RDC : le Rapport américain sur le climat d’investissement apprécie les efforts de l’Administration Tshisekedi

Le Rapport des Etats-Unis d’Amérique a apprécié, à leur juste valeur, les efforts déployés par l’Administration du Président de la République, Félix-Antoine Tshisekedi pour améliorer le climat d’investissement ces trois dernières années en République Démocratique du Congo. Pour mieux comprendre le contenu de ce Rapport, notre lecture le circonscrit en onze (11) points,  ci-dessous : 

  1. De l’ouverture à l’investissement étranger

L’ascension de Félix-Antoine Tshisekedi à la Présidence en janvier 2019 et son attitude accueillante à l'égard des Investissements Directs Etrangers (IDE)  notamment,  en provenance des Etats-Unis d’Amérique, ont suscité́, de la part des milieux d'affaires, une plus grande ouverture et transparence.

En 2019, le Président Tshisekedi a créé une Cellule du Climat des Affaires pour suivre l'amélioration de l'environnement économique et du climat des affaires en RDC, et assurer l'interface avec la communauté des affaires. Cela a permis d'améliorer le mauvais classement de la RDC, qui se situe au 183ème rang sur 190 pays dans le rapport Doing Business 2020 de la Banque mondiale.

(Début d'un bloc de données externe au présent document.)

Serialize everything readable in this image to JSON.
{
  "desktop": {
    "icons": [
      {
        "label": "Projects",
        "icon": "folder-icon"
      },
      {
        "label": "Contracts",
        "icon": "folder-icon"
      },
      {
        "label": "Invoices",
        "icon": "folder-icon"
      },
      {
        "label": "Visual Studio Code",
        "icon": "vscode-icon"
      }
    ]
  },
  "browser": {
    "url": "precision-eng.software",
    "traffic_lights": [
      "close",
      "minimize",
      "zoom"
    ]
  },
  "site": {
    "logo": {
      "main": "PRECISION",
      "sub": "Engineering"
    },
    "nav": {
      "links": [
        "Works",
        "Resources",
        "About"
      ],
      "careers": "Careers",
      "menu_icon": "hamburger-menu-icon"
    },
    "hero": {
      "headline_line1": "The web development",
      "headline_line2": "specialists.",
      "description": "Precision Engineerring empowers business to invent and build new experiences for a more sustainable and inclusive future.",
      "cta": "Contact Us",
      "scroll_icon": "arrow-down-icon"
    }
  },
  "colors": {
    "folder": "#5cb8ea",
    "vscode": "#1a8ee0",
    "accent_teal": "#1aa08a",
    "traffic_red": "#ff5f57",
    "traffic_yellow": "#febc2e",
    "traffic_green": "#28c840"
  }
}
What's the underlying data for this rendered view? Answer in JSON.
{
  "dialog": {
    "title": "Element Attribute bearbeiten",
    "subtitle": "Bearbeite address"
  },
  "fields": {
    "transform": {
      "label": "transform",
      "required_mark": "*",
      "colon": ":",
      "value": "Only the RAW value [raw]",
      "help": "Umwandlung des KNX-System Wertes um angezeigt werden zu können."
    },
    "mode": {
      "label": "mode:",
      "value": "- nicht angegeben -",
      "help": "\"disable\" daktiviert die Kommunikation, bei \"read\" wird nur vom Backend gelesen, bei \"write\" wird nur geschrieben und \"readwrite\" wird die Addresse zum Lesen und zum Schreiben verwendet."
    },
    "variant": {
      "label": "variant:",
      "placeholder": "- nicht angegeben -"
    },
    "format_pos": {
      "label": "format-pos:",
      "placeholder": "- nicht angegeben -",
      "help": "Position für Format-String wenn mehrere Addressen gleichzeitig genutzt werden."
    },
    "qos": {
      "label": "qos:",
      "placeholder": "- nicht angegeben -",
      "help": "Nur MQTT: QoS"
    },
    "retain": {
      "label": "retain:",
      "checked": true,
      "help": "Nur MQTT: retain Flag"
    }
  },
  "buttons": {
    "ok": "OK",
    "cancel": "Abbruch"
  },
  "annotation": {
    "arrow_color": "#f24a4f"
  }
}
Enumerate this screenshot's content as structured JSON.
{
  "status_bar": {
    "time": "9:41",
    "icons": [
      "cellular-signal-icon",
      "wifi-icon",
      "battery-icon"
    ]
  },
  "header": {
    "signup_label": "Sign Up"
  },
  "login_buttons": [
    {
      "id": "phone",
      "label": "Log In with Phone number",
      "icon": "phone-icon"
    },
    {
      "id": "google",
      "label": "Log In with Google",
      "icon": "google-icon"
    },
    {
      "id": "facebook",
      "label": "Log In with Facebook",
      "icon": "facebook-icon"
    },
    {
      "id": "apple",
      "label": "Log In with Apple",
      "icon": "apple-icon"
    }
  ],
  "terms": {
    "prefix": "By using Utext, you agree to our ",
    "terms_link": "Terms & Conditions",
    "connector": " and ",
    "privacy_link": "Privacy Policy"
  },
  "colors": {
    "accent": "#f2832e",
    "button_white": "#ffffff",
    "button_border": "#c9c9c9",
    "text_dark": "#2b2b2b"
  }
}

Bien que des lois protégeant les investisseurs soient en vigueur, le système judiciaire est encore lent à prendre des décisions ou à suivre la loi, ce qui permet à de nombreux litiges relatifs aux investissements de durer des années.

  1. Des secteurs bénéficiant de l’attractivité

Le secteur des ressources naturelles a historiquement été le plus attractif. En effet, les exportations de cuivre, de cobalt, d'or, de Colman, de diamant, d'étain et de tungstène représentent plus de 95 % des recettes d'exportation de la RDC.

L'industrie des télécommunications, très compétitive, a reçu des investissements importants. Le secteur de l'énergie a un grand potentiel, en particulier dans les sources renouvelables comme l'hydroélectricité et le solaire. Plusieurs brasseries et embouteilleurs, plusieurs grandes entreprises de construction et une production limitée de textiles sont actifs.

Compte tenu de l'ampleur des besoins, il existe d'importantes opportunités commerciales dans les secteurs de l'aviation, de la route, du rail, du transport maritime et des ports. Les secteurs agricole et forestier présentent des opportunités de diversification économique en RDC.

  1. Du relèvement de la Note de crédit souverain

En juillet 2020, l'Agence de notation Standard & Poor’s a abaissé la perspective de la RDC de « positive » à « stable » en raison des impacts probables de la pandémie. Cependant, la RDC a fait preuve de résilience en 2020, car la récession mondiale n'a pas dévasté l'économie dépendante des matières premières aussi profondément que de nombreux économistes l'avaient prévu. 

Alors que la Banque mondiale a prévu une récession de l’économie congolaise avec une croissance négative de notre PIB de 3,5 % (pour la première fois depuis 2001), l’économie congolaise a déjouée ce pronostic en affichant une croissance de son PIB autour de 0,8 % en 2020 en raison du « dynamisme de l'activité extractive ».

Expansion continue de la production du secteur minier, financement important du FMI, augmentation des avoirs en devises étrangères.... Compte tenu de ces améliorations, Standards & Poor’s Global Ratings a relevé la note de crédit souverain de la RDC de « CCC+/C » à « B-/B » en janvier 2022.

La RDC a rejoint ainsi le club des pays africains notés « B- » par l'Agence, dont le Nigeria et le Cameroun.

  1. Du retour historique à l’AGOA

En janvier 2021, le gouvernement de la RDC est devenu éligible à la politique américaine de préférences commerciales dans le cadre de la loi sur la croissance et les opportunités en Afrique (AGOA), après une exclusion de 10 ans due à des préoccupations concernant les violations des droits de l'homme et la corruption liés au régime précédent.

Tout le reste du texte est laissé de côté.